Frustrated by the feeding fights, Harsha sought the support of a lactation consultant, who gently felt under Akash’s tongue. She advised Harsha that the frenulum, the string of tissue connecting the underside of Akash’s tongue to the floor of his mouth, was too short and was therefore restricting his tongue movement. Akash had tongue-tie (ankyloglossia), a condition that is caused by incomplete separation of the tongue from the base of the mouth during development.
Causes and complications
According to Dr Linda Ho, a specialist in paediatrics at Matilda International Hospital, tongue-tie, which affects up to ten per cent of babies, is typically “sporadic” – it just happens. Occasionally, tongue-tie may be hereditary and it may be associated with other abnormalities such as a cleft palate.
While some babies with tongue-tie manage to escape the many complications associated with a shorter-than-usual frenulum, others are far less fortunate. Babies may find it difficult to latch on to the breast; toddlers may struggle with swallowing solids; children may find it hard to clear food from the front of their teeth; and teenagers may feel tormented by their first failed kiss. At every life stage, speech delays caused by tongue-tie can cause a person’s confidence to sink.
According to La Leche League leader Jenny Buck, a mother may be offered techniques to increase the comfort and effectiveness of breastfeeding a tongue-tied baby, but if these techniques fail, snipping the frenulum with surgical scissors is a proven solution. “This procedure, called a frenotomy, is simple; it involves no stitches, and can be done in a doctor’s clinic,” she advises. “Because there are few nerves and blood vessels in the frenulum, the procedure results in minimal discomfort or bleeding.”
Children aged six months and above can also undergo a frenotomy to treat their tongue-tie, but it will typically require a general anaesthetic and soluble stitches. A week later, once the wound has healed, speech therapy may be required.
Unfortunately, tongue-tie can often go undiagnosed. As Dr Ho affirms, a distressed mother’s ongoing struggle to breastfeed, a poorly fed baby, and a relationship built on resentment are sufficient reasons to suspect tongue-tie and suggest snipping as a solution.
A controversial cut
But, according to Dr Ho, doctors are divided on whether or not to divide tongue-tie. “Most doctors will take a conservative approach, suggesting lactation support if there are breastfeeding issues and speech therapy if there are speech delays,” she says. “Some doctors will suggest surgery at birth, as babies do not need an anaesthetic; while others advocate waiting until a child is at least four years of age, by which time his tongue may elongate spontaneously, with increased use.”

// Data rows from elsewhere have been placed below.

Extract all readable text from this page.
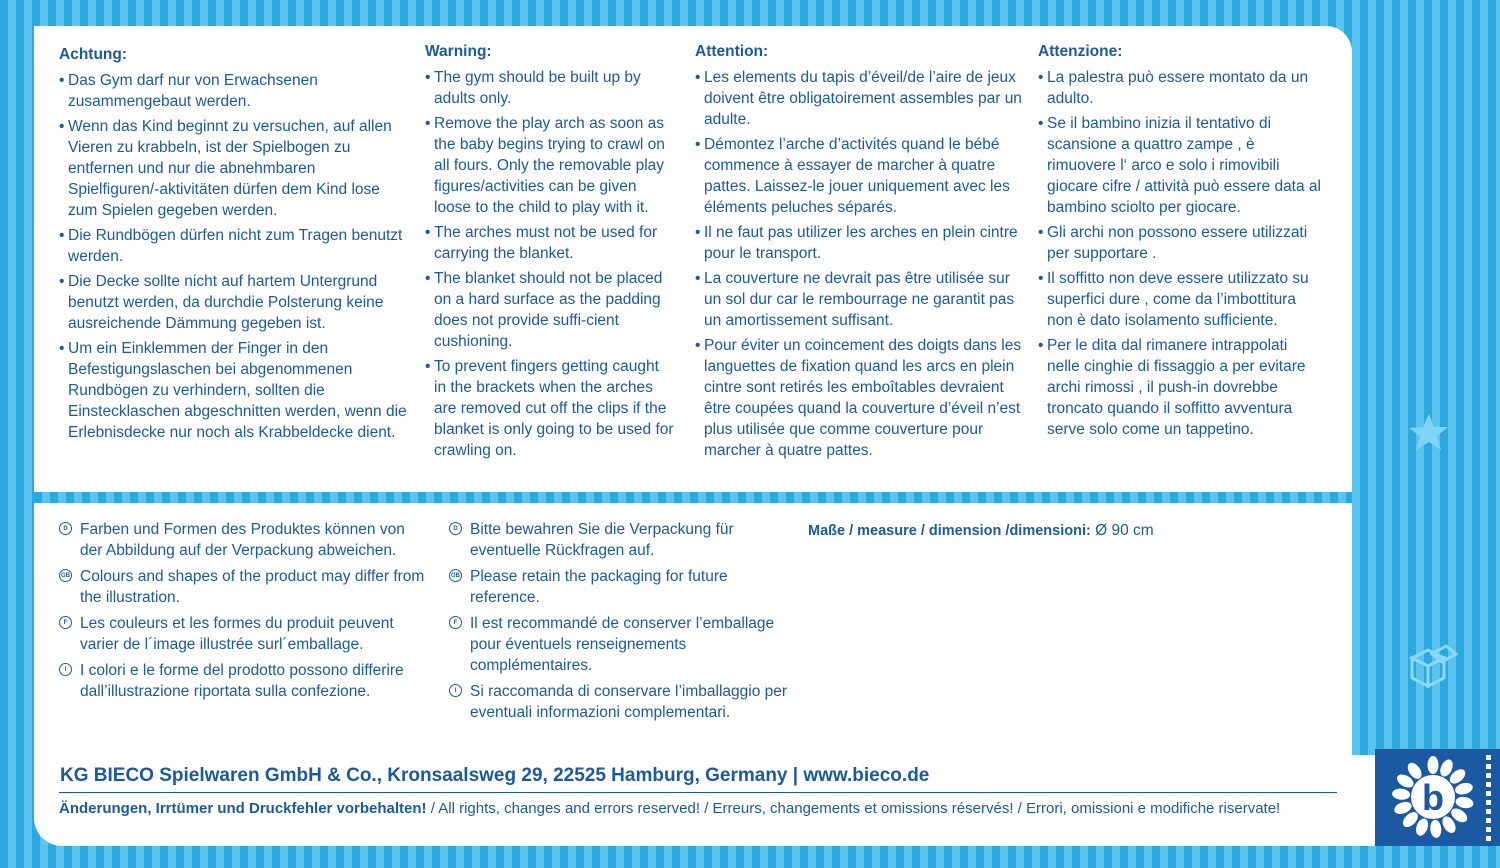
Achtung:
• Das Gym darf nur von Erwachsenen zusammengebaut werden.
• Wenn das Kind beginnt zu versuchen, auf allen Vieren zu krabbeln, ist der Spielbogen zu entfernen und nur die abnehmbaren Spielfiguren/-aktivitäten dürfen dem Kind lose zum Spielen gegeben werden.
• Die Rundbögen dürfen nicht zum Tragen benutzt werden.
• Die Decke sollte nicht auf hartem Untergrund benutzt werden, da durchdie Polsterung keine ausreichende Dämmung gegeben ist.
• Um ein Einklemmen der Finger in den Befestigungslaschen bei abgenommenen Rundbögen zu verhindern, sollten die Einstecklaschen abgeschnitten werden, wenn die Erlebnisdecke nur noch als Krabbeldecke dient.
Warning:
• The gym should be built up by adults only.
• Remove the play arch as soon as the baby begins trying to crawl on all fours. Only the removable play figures/activities can be given loose to the child to play with it.
• The arches must not be used for carrying the blanket.
• The blanket should not be placed on a hard surface as the padding does not provide suffi-cient cushioning.
• To prevent fingers getting caught in the brackets when the arches are removed cut off the clips if the blanket is only going to be used for crawling on.
Attention:
• Les elements du tapis d’éveil/de l’aire de jeux doivent être obligatoirement assembles par un adulte.
• Démontez l’arche d’activités quand le bébé commence à essayer de marcher à quatre pattes. Laissez-le jouer uniquement avec les éléments peluches séparés.
• Il ne faut pas utilizer les arches en plein cintre pour le transport.
• La couverture ne devrait pas être utilisée sur un sol dur car le rembourrage ne garantit pas un amortissement suffisant.
• Pour éviter un coincement des doigts dans les languettes de fixation quand les arcs en plein cintre sont retirés les emboîtables devraient être coupées quand la couverture d’éveil n’est plus utilisée que comme couverture pour marcher à quatre pattes.
Attenzione:
• La palestra può essere montato da un adulto.
• Se il bambino inizia il tentativo di scansione a quattro zampe , è rimuovere l‘ arco e solo i rimovibili giocare cifre / attività può essere data al bambino sciolto per giocare.
• Gli archi non possono essere utilizzati per supportare .
• Il soffitto non deve essere utilizzato su superfici dure , come da l’imbottitura non è dato isolamento sufficiente.
• Per le dita dal rimanere intrappolati nelle cinghie di fissaggio a per evitare archi rimossi , il push-in dovrebbe troncato quando il soffitto avventura serve solo come un tappetino.
D Farben und Formen des Produktes können von der Abbildung auf der Verpackung abweichen.
GB Colours and shapes of the product may differ from the illustration.
F Les couleurs et les formes du produit peuvent varier de l´image illustrée surl´emballage.
I I colori e le forme del prodotto possono differire dall’illustrazione riportata sulla confezione.
D Bitte bewahren Sie die Verpackung für eventuelle Rückfragen auf.
GB Please retain the packaging for future reference.
F Il est recommandé de conserver l’emballage pour éventuels renseignements complémentaires.
I Si raccomanda di conservare l’imballaggio per eventuali informazioni complementari.
Maße / measure / dimension /dimensioni: Ø 90 cm
KG BIECO Spielwaren GmbH & Co., Kronsaalsweg 29, 22525 Hamburg, Germany | www.bieco.de
Änderungen, Irrtümer und Druckfehler vorbehalten! / All rights, changes and errors reserved! / Erreurs, changements et omissions réservés! / Errori, omissioni e modifiche riservate!	b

This may explain why, when Harsha discussed the implications and treatment of tongue-tie with her paediatrician, he dismissed her concerns without checking Akash’s tongue, and suggested she switch to formula.
But as Liz Purnell-Webb, director of A Mother’s Touch and The White Lotus Centre, advises, “Nature provides us with the best nourishment for our babies through breast milk, as well as many hidden benefits such as bonding and pacifying. Let us preserve what is natural through our technology and give mothers and babies our help.”